The word you're mistaking for "union" is "Guild".
7 - Jeannie Danna
Guild or Union if it wasn't for the American labor movement you wouldn't be business owners you would be servants, most of you anyway. The way I look at it Rush wouldn't have a mic in front of him he'd have a serving tray...
8 - jamminsue
Jeannie, it actually started long before there was an America. The Guilds started in the time of early Christianity. (http://eh.net/encyclopedia/article/richardson.guilds. You are very right, they are the basis of freedmen. And, yes, the Bar Association, the AMA are powerful organizations based on the Guild idea. Like everything else, "absolute power corrupts absolutely"
9 - Jeannie Danna
Thank you
look what jamminsue found :)
10 - Jeannie Danna
#9 look under encyclopedia medieval Guilds
see
11 - Baronius
Jeannie, what does the history of guilds have to do with the current legislation?
12 - Jeannie Danna
You know what? Those guilds members were a greedy lot. Not like unions at all. They did have one thing in common though, they looked out for each other...
13 - Jeannie Danna
Well maybe if we had a history lesson we would all be able to understand each other. It all boils down to money in this country and it amazes me how little every one bitches about how much is being spent on war, but the thought that American workers could form unions without having to hide from corporate paid union-busters and signing secret ballots, oh that would cost America too much money. " a really long sentence! "
14 - Baronius
You object to secret ballots?
15 - Jeannie Danna
Yes! you should be able to organize without fear of losing your jobs.
16 - Jeannie Danna
1. Strengthening penalties for companies that coerce or intimidate employees trying to form unions and bargain.
2. establishing mediation and binding arbitration when the employer and workers cannot agree on a first contract
3. Enabling employees to form unions when a majority signs authorization cards
These are three very good reasons to pass the act through the House.
union- busting is a huge shadow industry today and they work virtually unregulated. They are in a sense "thugs."
17 - Jeannie Danna
In my area of the country we have manufacturing companies churning out product in buildings built at the turn of the century with deplorable environments for the workers health and barley paying a living wage. Where is OSHA you might say? well, that's what we all say.
18 - Clavos
You know what? Those guilds members were a greedy lot. Not like unions at all.
Now, THAT is FUNNY!
19 - roger nowosielski
Jeannie,
You're outnumbered four to one. Save your strength.
20 - Baronius
Jeannie, your first two points seem reasonable. That third one will increase intimidation from unions, not decrease intimidation from management.
21 - roger nowosielski
Dave,
"In fact, the main argument against Card Check is that it limits worker freedom to join unions by taking away the secret ballot which protects their free choice." (page 2)
Clarify. Whose argument? That whole paragraph is muddled.
22 - Jeannie Danna
#26 What's in this argument for you? Do you own a company? and Where do you live?
what's with this?
{With all the thuggery going on in unions}
23 - Jeannie Danna
Sorry, but I have to go watch ED right now he's pro-union!
24 - Jeannie Danna
this is not propaganda
25 - roger nowosielski
Jeannie,
With all respect to Dave's editorial integrity and writing ability, this is not Dave's best effort, which is why perhaps it encouraged muddled thinking.

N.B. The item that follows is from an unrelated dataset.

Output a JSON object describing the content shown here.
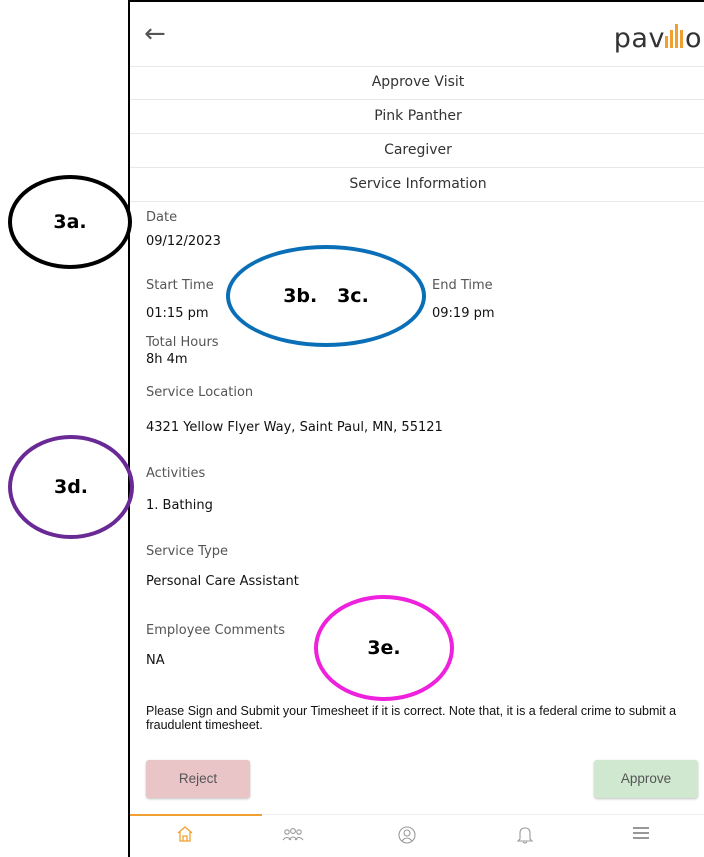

Dave, I think you would do us all a far greater service to enlarge on your original article, again explaining pros and cons, rather than doing another propaganda piece. It really is difficult to tell who the good guys are and who are the bad guys - not by virtue of what you're telling us who's who - but the convoluted plot. And the only reason I'm even commenting here is only to help Jeannie out of the muddled waters. Otherwise, I'd run away from this thread like a devil from holy water.
I'm out, Jeannie, lest I become excommunicated.